Abdoulaye Bomou est affillié, de par son appartenance sociale, au clan des forgerons (Niaxamala Ngulu). Deux traits caractérisent ce groupe social : l’exercice d’un métier traditionnel et la suivie systématique de la règle « endogamique » en terme de mariage. Ainsi, les origines familiales d’Abdoulaye Bomou se situent à Diawara (village situé à quelques encablures de Bakel). Son père Mamadou B. Bomou et sa mère Maimouna B. Diakhité appartiennent à des familles de forgerons. Jusqu’aux années 1960, la forge représentait en milieu soninke une source de revenus mais aussi elle englobait mystique et science occulte.
Abdoulaye Bomou est né en 1975 à Tuabou, un village de sa grand-mère feue Daado Demba Gadjigo (décédé en 1983) auprès de qui il fut ses humanités. Son père feu Mamadou Bomou, né à Diawara, fut un ancien migrant en Côte d’Ivoire. Il exerçait le métier de forgeron et de bijoutier. Après plusieurs années en migration, il rentra au Sénégal en 1975 contrairement à son frère cadet Samba Bomou qui resta en Côte d’Ivoire. Au lieu d’aller à Diawara où la concession paternelle était devenue petite, son père acheta deux maisons à Bakel et s’y installa définitivement avec ses deux épouses. En vérité, le choix de Bakel était loin d’être fortuit. Feu Mamadou Bomou avait grandi chez la famille Sambakhé où il fut initié au métier séculaire de forgeron.
A son retour de Côte d’Ivoire, son père décida d’y vivre avec ses épouses et ses enfants sans autant rompre le lien avec le village de Diawara.
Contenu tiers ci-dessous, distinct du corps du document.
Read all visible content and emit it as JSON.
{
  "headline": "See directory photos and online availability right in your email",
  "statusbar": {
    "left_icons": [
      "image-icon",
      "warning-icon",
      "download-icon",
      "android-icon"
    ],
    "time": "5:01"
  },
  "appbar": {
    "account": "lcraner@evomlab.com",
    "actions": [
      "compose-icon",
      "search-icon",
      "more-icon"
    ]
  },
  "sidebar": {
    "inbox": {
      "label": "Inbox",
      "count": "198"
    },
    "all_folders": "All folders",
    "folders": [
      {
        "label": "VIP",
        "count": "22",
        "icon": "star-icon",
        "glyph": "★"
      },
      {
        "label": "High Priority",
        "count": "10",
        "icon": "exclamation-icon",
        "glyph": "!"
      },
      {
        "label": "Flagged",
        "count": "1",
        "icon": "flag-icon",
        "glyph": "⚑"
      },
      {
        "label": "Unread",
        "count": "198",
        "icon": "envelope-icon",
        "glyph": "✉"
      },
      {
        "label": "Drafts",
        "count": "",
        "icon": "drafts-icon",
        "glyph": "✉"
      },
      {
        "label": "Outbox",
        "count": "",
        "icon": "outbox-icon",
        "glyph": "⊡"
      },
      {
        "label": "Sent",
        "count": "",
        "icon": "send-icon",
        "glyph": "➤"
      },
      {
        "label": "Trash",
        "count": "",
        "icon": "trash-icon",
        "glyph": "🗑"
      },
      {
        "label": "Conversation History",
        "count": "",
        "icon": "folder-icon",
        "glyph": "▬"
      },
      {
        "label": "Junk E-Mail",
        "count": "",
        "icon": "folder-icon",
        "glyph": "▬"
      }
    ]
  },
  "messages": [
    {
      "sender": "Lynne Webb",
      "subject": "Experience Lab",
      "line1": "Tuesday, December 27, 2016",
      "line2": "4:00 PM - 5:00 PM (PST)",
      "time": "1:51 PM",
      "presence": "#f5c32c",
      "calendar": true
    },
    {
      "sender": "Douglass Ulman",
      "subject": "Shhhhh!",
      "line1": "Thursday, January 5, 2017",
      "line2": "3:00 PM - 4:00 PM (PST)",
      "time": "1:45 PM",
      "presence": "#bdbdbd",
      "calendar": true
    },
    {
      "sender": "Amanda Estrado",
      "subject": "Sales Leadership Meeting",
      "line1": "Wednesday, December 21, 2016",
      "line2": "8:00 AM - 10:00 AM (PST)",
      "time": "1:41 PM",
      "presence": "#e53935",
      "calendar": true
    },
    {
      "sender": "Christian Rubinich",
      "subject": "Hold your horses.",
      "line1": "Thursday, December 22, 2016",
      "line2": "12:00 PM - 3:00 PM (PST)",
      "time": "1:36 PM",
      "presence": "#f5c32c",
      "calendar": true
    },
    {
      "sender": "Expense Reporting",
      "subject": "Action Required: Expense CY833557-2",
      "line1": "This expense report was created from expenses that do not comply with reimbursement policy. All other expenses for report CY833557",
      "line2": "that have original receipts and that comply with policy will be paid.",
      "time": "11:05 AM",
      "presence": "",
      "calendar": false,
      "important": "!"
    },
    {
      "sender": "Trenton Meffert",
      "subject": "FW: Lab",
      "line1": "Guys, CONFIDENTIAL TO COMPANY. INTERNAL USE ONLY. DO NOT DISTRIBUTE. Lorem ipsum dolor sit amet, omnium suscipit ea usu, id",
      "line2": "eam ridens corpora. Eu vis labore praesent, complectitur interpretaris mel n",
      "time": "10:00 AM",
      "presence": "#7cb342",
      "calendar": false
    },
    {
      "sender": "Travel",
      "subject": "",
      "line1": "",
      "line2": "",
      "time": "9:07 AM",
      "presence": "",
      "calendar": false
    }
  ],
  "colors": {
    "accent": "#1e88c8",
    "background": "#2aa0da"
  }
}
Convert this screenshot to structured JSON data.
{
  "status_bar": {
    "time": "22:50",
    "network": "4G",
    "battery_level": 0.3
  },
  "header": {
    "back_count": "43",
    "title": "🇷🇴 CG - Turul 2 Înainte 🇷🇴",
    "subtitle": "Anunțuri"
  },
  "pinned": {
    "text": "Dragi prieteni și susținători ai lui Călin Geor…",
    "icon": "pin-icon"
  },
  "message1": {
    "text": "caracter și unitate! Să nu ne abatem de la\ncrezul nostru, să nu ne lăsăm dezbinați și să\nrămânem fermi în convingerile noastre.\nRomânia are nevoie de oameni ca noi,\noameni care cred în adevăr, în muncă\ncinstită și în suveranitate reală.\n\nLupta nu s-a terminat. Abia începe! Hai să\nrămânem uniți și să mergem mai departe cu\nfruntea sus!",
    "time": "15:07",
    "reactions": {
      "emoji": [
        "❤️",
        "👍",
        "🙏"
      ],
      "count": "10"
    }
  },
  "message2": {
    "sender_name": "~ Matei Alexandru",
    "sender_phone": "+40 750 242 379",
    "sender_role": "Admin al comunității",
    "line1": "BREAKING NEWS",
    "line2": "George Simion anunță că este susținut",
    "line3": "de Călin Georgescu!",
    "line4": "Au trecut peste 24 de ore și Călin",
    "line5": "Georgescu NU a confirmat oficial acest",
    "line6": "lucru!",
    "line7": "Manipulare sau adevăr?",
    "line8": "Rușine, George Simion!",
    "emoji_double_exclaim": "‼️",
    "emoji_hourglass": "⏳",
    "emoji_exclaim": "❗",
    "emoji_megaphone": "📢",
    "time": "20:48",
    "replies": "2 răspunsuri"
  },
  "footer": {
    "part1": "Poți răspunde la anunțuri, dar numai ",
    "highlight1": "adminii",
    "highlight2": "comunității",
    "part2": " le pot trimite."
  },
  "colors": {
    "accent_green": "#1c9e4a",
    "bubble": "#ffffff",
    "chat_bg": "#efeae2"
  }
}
Des aller-retours des enfants entre Bakel et la terre de leur père étaient constants. Abdoulaye avait bénéficié de toute l’affection qu’un petit fils peut avoir de la part d’une grand-mère. Cette dernière l’avait bercé et vraiment choyé. Sa mère Maimouna Boulaye, née dans les années 40, une cousine de son père, était une fille unique. Elle avait perdu son père Boulaye Saly Diakhité depuis sa petite enfance. Elle s’était retrouvée entre les mains de son oncle feu Demba Saly Diakhité qui joua le rôle de père au vrai sens du terme. D’ailleurs, ce dernier était à l’origine du mariage entre ses deux descendants (neveu et nièce), un mariage reposant sur la volonté parentale tout en se basant sur règle de l’endogamie. Maimouna reste un modèle typique de femme modeste, soumise et attachéaux traditions et à sa famille.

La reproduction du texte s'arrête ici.